Monday, December 20, 2010


When Professor Jude Mathoko joined Egerton University over 20 years ago,then as a young student, the area surrounding the university, which forms part of the greater Mau forest complex, was a sight to behold, with its lush greenery of trees and flowing rivers busting at their seams.

"The forests were very thick and the rivers were flowing," recalled Professor Mathoko recently at a ceremony to mark Egerton University's environmental week.

Twenty years on however, the area is a different spectacle, far from what it used to be. The trees are no more in vast parts of the formerly thickly forested areas and in place of the trees is dry land, sometimes with an occasional stump here or there.

The Rivers have also slowly trickled dry, as the effects of man' s activities such as illegal logging and uncontrolled cultivation take its toll on the area's ecosystem.

"Today we are now talking of a different story," says Professor Mathoko who is the University's deputy Vice Chancellor, in charge of Research and Extension. "The rivers and forests are no more."

Mathoko's sentiments are echoed by Bernard Ngonda a lecturer in the Department of Natural resources who also has been in the University for over twenty years.

"River Njoro and River Lamudiack are now seasonal, and the volume of River Molo has reduced," says Mr. Ngonda, a life member of the Forestry Society of Kenya.

"Lake Nakuru is also shrinking because the rivers that used to pour water in the lake no longer have enough water. All the water we use here comes from boreholes, yet out of fourteen boreholes, only seven are now functional."

The now dry areas according to these academicians offer the clearest indication yet of what man's unchecked activities can do to the environment.

It is another clear proof in as many scientific researches and debates that Kenya like many other parts of the world is now clearly grappling with the most immediate effects of climate change.

An urgent testament, they say, of the realization that if nothing is done to mitigate the destruction of environment it is in fact the local residents of affected parts who will be the first to pay the price of the environment's wrath.

To reverse this trend, Egerton University has teamed up with Kenya Commercial Bank, through the bank's offshoot program that will see the bank's Foundation  provide seedlings while Egerton University will provide manpower and other support services in a bid to increase Forest cover in the Mau complex through tree planting.
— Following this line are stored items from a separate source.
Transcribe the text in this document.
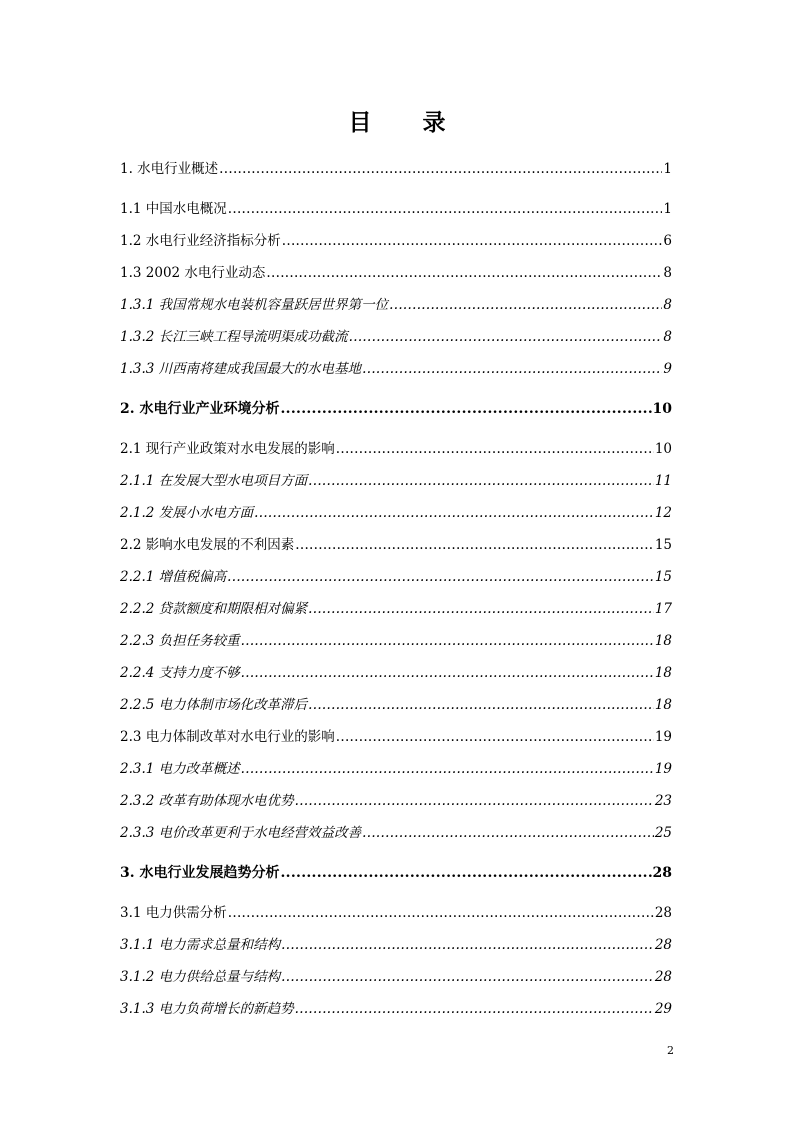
目　录
1. 水电行业概述 .....	1
1.1 中国水电概况 .....	1
1.2 水电行业经济指标分析 .....	6
1.3 2002 水电行业动态 .....	8
1.3.1 我国常规水电装机容量跃居世界第一位 .....	8
1.3.2 长江三峡工程导流明渠成功截流 .....	8
1.3.3 川西南将建成我国最大的水电基地 .....	9
2. 水电行业产业环境分析 .....	10
2.1 现行产业政策对水电发展的影响 .....	10
2.1.1 在发展大型水电项目方面 .....	11
2.1.2 发展小水电方面 .....	12
2.2 影响水电发展的不利因素 .....	15
2.2.1 增值税偏高 .....	15
2.2.2 贷款额度和期限相对偏紧 .....	17
2.2.3 负担任务较重 .....	18
2.2.4 支持力度不够 .....	18
2.2.5 电力体制市场化改革滞后 .....	18
2.3 电力体制改革对水电行业的影响 .....	19
2.3.1 电力改革概述 .....	19
2.3.2 改革有助体现水电优势 .....	23
2.3.3 电价改革更利于水电经营效益改善 .....	25
3. 水电行业发展趋势分析 .....	28
3.1 电力供需分析 .....	28
3.1.1 电力需求总量和结构 .....	28
3.1.2 电力供给总量与结构 .....	28
3.1.3 电力负荷增长的新趋势 .....	29
2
"The program will see us plant over 150,000 trees per year around Egerton University and surrounding areas up to Elburgon, Molo and Nakuru and so on," says Ngoda. "It will also cover the Masai Mau."
Once the trees are planted, Ngoda says the University will monitor their growth and with the help of the schools and communities in the area ensure they survive into mature healthy trees."We have already planted trees in Njoro Day High School, Kerima, and Tengecha schools and we are seeing a positive trend," says Ngoda.
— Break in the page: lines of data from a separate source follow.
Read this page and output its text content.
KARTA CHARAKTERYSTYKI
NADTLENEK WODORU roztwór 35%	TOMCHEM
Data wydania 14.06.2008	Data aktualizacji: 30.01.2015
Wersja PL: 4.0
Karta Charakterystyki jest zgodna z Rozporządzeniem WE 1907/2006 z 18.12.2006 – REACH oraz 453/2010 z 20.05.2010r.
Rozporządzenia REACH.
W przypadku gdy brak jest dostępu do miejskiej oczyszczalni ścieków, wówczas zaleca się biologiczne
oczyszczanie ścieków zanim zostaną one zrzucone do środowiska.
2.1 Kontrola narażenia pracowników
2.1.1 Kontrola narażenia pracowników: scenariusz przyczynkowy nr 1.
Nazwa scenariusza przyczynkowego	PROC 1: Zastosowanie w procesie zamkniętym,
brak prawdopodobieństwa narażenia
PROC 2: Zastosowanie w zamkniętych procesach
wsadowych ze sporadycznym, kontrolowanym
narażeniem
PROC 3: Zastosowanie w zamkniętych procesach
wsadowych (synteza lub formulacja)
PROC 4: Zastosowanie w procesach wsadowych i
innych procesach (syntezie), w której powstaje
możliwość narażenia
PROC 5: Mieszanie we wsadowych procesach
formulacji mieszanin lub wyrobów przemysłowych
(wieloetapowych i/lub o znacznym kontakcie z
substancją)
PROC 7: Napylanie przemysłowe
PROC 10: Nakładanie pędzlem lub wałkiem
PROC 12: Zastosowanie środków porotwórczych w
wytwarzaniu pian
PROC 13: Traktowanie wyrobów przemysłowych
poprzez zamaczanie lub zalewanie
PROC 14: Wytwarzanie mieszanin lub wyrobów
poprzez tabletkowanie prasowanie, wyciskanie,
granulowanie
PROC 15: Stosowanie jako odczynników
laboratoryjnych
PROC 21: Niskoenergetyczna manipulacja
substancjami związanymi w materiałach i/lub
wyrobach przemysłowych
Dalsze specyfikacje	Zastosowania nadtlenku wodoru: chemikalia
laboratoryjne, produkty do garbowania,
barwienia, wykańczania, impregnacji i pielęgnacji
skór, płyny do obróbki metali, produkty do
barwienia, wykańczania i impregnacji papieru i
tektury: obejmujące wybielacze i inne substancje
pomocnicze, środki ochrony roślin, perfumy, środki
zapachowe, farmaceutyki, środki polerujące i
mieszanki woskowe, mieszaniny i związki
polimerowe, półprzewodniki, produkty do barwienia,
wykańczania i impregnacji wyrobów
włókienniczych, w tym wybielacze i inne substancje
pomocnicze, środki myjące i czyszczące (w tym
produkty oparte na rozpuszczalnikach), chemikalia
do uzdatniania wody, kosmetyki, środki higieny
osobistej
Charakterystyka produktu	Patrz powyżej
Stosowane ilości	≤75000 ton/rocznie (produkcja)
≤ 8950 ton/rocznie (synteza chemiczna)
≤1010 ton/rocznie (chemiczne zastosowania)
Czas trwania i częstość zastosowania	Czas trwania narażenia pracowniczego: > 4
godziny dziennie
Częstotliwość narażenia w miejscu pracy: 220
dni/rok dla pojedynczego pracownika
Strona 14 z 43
The initiative which was conceived in 2001 according to Ngoda arose out of the realization that something had to be done to mitigate the effects of climate change in East and Central Africa.

"We realized that if nothing was done the adverse effects of climate change would hit us directly. For instance Lake Nakuru whose shrinking waters have led to the decrease of Flamingos, a major tourist attraction in the Rift valley province, might be extinct in the next 10 years if we don't do anything," he says.

Ngonda notes that there is need to create awareness among people, that man's activities such as tree logging which are brought about by his many needs as a r result of increased populations and modernization, could be carried out side by side with conservation efforts.

So far, Ngoda says KCB has helped plant over 139,000 trees with 50,000 trees planted this year alone.

Under the program, while the students provide easy manpower required for planting trees in large volumes, they also benefit from direct jobs with KCB in its various Rift valley region branches.

Timothy Kabiru, KCB's Divisional Director of Retail Banking says the bank has taken the initiative in a bid to bridge the forest cover gap, which scientists put at less than two percent against a recommended 10 percent.

"The 1.148 million shillings that has been invested into this project demonstrates  the importance the KCB Foundation attaches to the environment," he says. "KCB targets to plant three million trees this year."

Professor James Tuitoek, Egerton University Vice chancellor, says the initiative to increase forest cover in the Mau complex is among other environmental initiatives that the University has undertaken in order to promote the environment's safe keeping.

According to him, by planting ten trees a year, each Kenyan could play a invaluable role in reclaiming forest cover and in turn help in mitigating the negative effects of  climate change.

"If every Kenyan could plant 10 trees each year, and seeing that we are over 36 million Kenyans, that would simply translate into 360 million trees a year, a crucial number that if replicated every year would help in restoring Kenya's forest cover and in the end in mitigation of the adverse effects of climate change," says Professor Tuitoek.

He says the University has started the green energy wave program which will see the university embrace environmentally friendly fuels.
"We are already using bio-gas to fuel our Kitchen and we plan to build Iko toilets,  (latrines that do not use water) in future. We are also seeking to tap solar power  and wind power in future for our energy needs," he says.